11. Model Checkpoints
One useful tool built into the Keras framework is the ability to use callbacks to perform tasks along the way through the model training process. I chose to implement checkpoints to save the model weights at the end of each epoch. In a more typical application of neural networks, it might make more sense to simply end the learning process once the loss stops improving from one epoch to the next. However, in this application the loss was not an entirely reliable indicator of model performance, so saving model weights at the end of each epoch is something of a buy-one-get-X-free each time the training process runs. In the end, it was the weights from the third epoch of training that performed best and completed both test and challenge tracks.

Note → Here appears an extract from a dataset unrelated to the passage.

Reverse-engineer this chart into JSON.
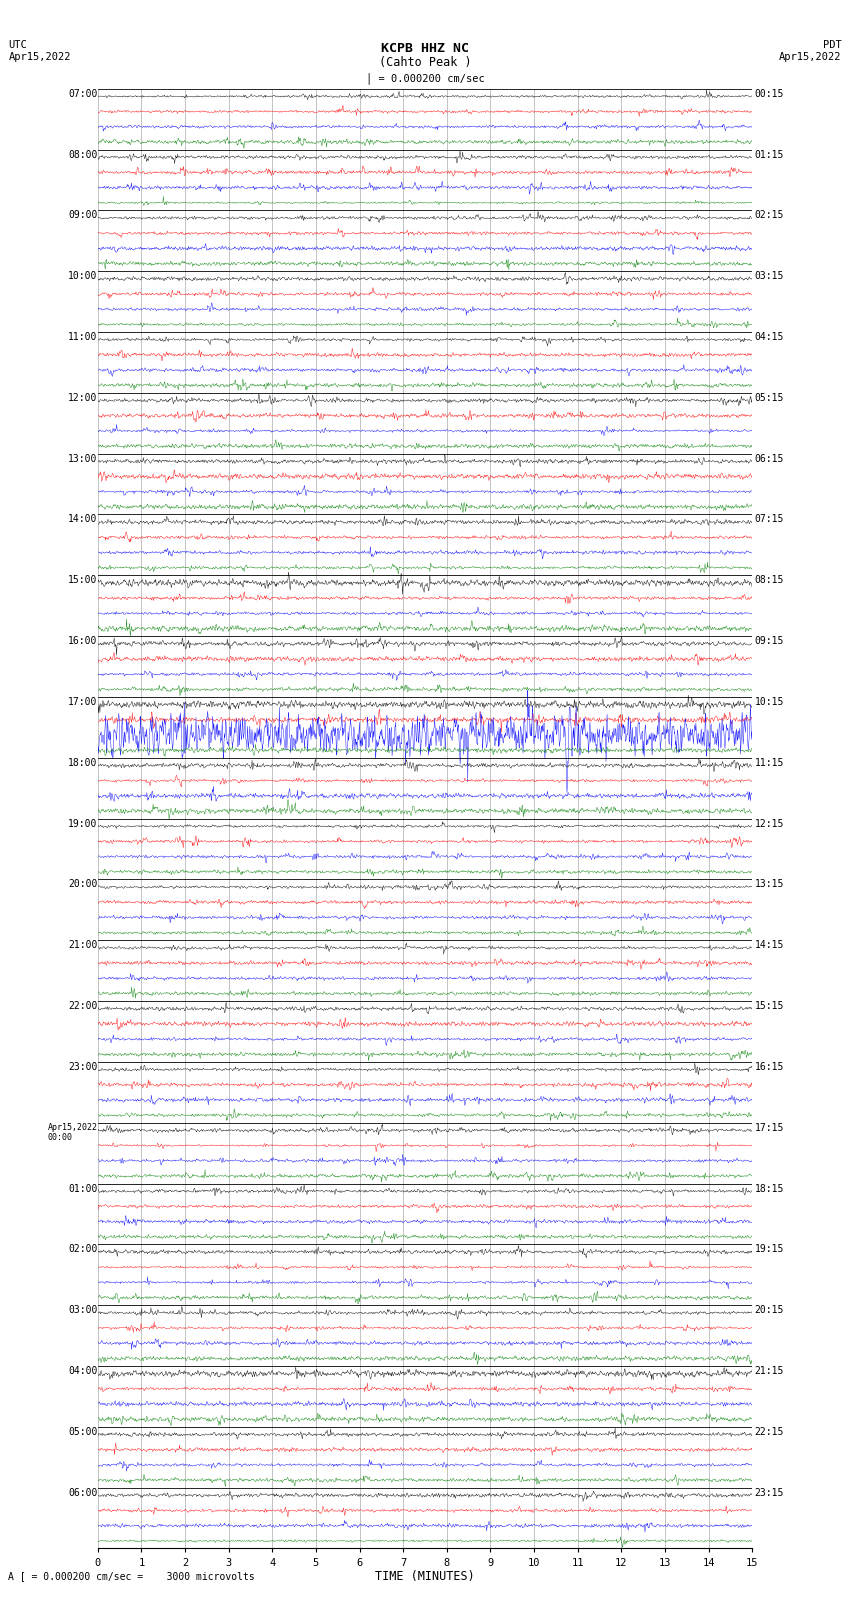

12. Further Data Distribution Flattening
At one point, I had decided I might be throwing out too much of my data trying to achieve a more uniform distribution. So instead of discarding data points until the distribution for a bin reaches the would-be average for all bins, I made the target twice the would-be average for all bins. The resulting distribution can be seen in the chart below. This resulted in a noticeable bias toward driving straight (i.e. problems with sharp turns), particularly on the challenge track.
The consensus from the nanodegree community was that underperforming on the challenge track most likely meant that there was not a high enough frequency of higher steering angle data points in the set. I once again adjusted the flattening algorithm, setting the target maximum count for each bin to half of the would-be average for all bins. The histogram depicting the results of this adjustment can be seen in the chart below. (Note: the counts for the bins differ from the chart above because the dataset for the chart below includes both Udacity's and my own data.)
These strategies resulted in a model that performed well on both test and challenge tracks. The final dataset was a combination of Udacity's and my own, and included a total of 59,664 data points. From these, only 17,350 remained after distribution flattening, and this set was further split into a training set of 16,482 (95%) data points and a test set of 868 (5%) data points. The validation data for the model is pulled from the training set, but doesn't undergo any jitter. The model architecture is described in the paragraphs above, but reiterated in the image below:
Conclusion and Discussion
This project - along with most every other exercise in machine learning, it would seem - very much reiterated that it really is all about the data. Making changes to the model rarely seemed to have quite the impact that a change to the fundamental makeup of the training data typically had.
I could easily spend hours upon hours tuning the data and model to perform optimally on both tracks, but to manage my time effectively I chose to conclude my efforts as soon as the model performed satisfactorily on both tracks. I fully plan to revisit this project when time permits.
One way that I would like to improve my implementation is related to the distribution flattening scheme. As it is currently implemented, a very large chunk of data is thrown out, never to be seen again. I find this bothersome, and I feel that wasting data like this (even if it is mostly zero/near-zero steering angles) is a missed opportunity to train a model that can better generalize. In the future, I would like to pass the full dataset (
angles) to the generator and allow it to flatten the distribution itself, throwing out a different portion of the data each epoch or batch.
I would also like to revisit implementing a more agressive crop to the images before feeding them to the neural net. Another nanodegree student achieved good model performance in a neural net with only 63 parameters. Such a small neural net is desirable because it greatly reduces training time and can produce near real-time predictions, which is very important for a real-world self-driving car application.
I enjoyed this project thoroughly and I'm very pleased with the results. Training the car to drive itself, with relatively little effort and virtually no explicit instruction, was extremely rewarding.